Monday, January 23, 2012

Daniel Canogar

Born in Madrid, Spain 1964, Daniel Canogar specializes in the fusion of digital media with collage. His works feature the fusing or binding of man and machine, the replication of body parts which are patterned in a way so that it creates another form or figure, or the manipulation of LED light installations to effect a highly illuminated performance. He first earned his degree in photography from NYU and the International Center for Photography in 1990. He then moved to exhibiting works in the Reina Sofia Museum in Madrid and the Andy Warhol Museum as well as creating other installations in Barcelona, Berlin, New York, Ohio, and Pittsburgh, Pennsylvania. Today he is currently working in video, photography, sculpture, and installation and he continues to exhibit his work in various museums and exhibitions such as his work titled Constelaciones which is the largest photo-mosaic in Europe, originally created for two pedestrian bridges in Manzanares River Park, Madrid.

One work in particular proved most intriguing. It was his piece titled Enredos created in 2008.

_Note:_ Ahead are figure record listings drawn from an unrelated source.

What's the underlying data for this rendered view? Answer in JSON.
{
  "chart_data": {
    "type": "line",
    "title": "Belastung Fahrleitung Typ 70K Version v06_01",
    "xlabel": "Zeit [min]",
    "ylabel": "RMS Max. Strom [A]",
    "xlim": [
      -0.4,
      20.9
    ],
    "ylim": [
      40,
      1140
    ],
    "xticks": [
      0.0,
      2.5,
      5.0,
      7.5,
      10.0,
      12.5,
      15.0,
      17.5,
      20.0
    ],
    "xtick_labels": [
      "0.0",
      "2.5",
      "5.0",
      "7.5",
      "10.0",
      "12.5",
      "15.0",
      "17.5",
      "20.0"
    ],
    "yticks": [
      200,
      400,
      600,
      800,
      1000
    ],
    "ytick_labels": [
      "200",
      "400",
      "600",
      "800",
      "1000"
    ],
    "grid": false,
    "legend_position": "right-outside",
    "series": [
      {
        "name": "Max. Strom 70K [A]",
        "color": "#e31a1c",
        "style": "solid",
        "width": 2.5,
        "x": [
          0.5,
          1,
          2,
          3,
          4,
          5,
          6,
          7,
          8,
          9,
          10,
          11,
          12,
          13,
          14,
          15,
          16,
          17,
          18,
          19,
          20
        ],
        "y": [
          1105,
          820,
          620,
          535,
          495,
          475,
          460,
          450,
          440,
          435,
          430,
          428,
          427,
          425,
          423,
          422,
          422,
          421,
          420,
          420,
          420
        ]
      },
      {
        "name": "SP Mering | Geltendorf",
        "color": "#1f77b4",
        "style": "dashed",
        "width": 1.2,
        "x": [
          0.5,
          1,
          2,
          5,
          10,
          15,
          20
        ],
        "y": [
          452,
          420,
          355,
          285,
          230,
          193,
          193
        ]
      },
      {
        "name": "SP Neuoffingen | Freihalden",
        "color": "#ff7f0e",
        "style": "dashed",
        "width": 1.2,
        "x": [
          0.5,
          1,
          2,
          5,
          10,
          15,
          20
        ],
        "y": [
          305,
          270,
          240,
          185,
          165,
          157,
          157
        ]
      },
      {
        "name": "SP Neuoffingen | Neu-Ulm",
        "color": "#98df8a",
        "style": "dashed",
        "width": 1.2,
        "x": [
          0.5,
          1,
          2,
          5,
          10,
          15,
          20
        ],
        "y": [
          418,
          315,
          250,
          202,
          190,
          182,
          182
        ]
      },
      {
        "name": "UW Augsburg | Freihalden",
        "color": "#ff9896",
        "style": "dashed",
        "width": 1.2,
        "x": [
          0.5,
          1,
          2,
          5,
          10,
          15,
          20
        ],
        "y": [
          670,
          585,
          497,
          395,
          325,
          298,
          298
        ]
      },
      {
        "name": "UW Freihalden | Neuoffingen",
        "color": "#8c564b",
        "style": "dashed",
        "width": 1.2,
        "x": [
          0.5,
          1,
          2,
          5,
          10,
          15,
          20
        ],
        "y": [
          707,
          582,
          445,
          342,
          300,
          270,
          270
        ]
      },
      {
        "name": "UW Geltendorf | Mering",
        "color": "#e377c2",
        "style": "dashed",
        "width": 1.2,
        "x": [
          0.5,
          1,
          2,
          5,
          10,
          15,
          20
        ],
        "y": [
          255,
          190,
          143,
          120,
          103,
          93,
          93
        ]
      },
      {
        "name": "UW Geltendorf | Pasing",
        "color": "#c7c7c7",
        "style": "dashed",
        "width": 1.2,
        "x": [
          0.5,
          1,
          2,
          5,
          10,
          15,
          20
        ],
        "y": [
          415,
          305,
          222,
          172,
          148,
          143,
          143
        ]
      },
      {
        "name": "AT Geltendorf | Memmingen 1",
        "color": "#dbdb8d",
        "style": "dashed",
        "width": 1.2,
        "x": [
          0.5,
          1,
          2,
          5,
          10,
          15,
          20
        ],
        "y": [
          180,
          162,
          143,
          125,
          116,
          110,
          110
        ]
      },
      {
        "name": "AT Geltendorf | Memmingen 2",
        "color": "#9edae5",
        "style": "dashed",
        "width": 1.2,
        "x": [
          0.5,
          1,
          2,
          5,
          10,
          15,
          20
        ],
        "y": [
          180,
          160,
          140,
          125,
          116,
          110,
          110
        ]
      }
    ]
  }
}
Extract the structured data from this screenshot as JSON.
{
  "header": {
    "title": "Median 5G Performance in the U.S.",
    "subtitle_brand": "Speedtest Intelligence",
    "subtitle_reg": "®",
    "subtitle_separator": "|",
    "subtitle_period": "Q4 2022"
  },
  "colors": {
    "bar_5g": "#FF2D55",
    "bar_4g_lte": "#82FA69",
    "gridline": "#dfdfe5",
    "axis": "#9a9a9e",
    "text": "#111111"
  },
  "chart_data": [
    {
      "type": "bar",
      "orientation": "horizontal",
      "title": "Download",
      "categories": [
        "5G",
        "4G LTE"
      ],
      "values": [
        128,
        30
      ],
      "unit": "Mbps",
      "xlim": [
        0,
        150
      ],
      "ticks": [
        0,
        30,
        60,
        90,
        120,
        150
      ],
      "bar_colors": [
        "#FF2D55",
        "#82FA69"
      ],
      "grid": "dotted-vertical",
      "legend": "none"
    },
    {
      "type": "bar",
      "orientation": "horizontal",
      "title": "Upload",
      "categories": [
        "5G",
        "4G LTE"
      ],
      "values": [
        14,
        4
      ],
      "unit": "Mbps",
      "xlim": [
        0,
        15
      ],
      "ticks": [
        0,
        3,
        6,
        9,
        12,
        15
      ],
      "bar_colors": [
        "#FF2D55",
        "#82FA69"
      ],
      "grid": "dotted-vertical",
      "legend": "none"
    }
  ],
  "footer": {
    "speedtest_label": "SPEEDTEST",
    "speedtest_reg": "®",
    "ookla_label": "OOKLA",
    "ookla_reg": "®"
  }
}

This piece was perhaps one of the most intricate and perplex works that I have ever seen in the sense that it is hard to understand how he accomplished this, though mostly likely through digital medium. It looks so realistic that it fools the eye and the mind of the observer into thinking that this is an extraordinarily intricate installation that requires daring and patient participants. What this work seems to communicate at least to me, is the interconnection and sometimes entanglement of lives to one another. We are all somehow connected whether it is through blood or ancestory or history. Or it is just simply by knowing a guy who knows a guy who knows who knows guy and so on and so forth. The message also proves to be dark in some aspects. The bodies in this piece look lifeless--almost helpless. As if they were all lifeless corpses or forms frozen in time, hindered from performing their everyday routines. As a whole, this could represent a time-based piece that focuses, stops, and zooms in on how we are all performing daily routines in this working world and how we are all just apart of cluster--like a cluster of worker ants who continuously and monotonously perform the same function everyday. This piece could also represent how we are entangled and trapped by the wires of technology. I say this because the strings binding the figures to one another also look like wires. This may represent how we all live and are, in some ways, controlled by the digital age. The majority of things we do now are done on computers or handhelds or on the internet. We don't notice it because we've become apart of it and it has become apart of us. In short, we who have formulated technology are now controlled by it or that we are piece of its workings.
 To comment on the aesthetic quality of the work, I'd say that it is nothing short of brilliant. It is chaotic but organized and looks like it took a great amount of thought to piece it together. I would however change the background of the piece. I'm not quite sure if he meant to have a black background but something about it makes it looks as if the figures are floating in space or a negative void. If perhaps, it was gray or white, it would look more like an installation or digital piece that holds less of an emptiness to it. Yet what makes this piece strong is the fact that the foreground has bursts of color and it is bright and loud which juxtaposes its dark, empty, and seemingly quiet background. I believe that's what makes it 3-D and allows the piece to transcend from it digitally manipulated form and fool the observer into thinking that is a real-live installation (or at least of a photograph of a real-life installation). Alongside his other works, I also see this pattern of illusion. An example would be his Horror Vacui created in 1999 that features hundreds of what looks to be dismembered hands all clustered together. This pattern of clustering and illusion seems to evoke fear and intrigue for the observer which is not something I've seen in other artists before. It's unique and Canogar is definitely an artist whose works I'd like to see more of and be inspired by.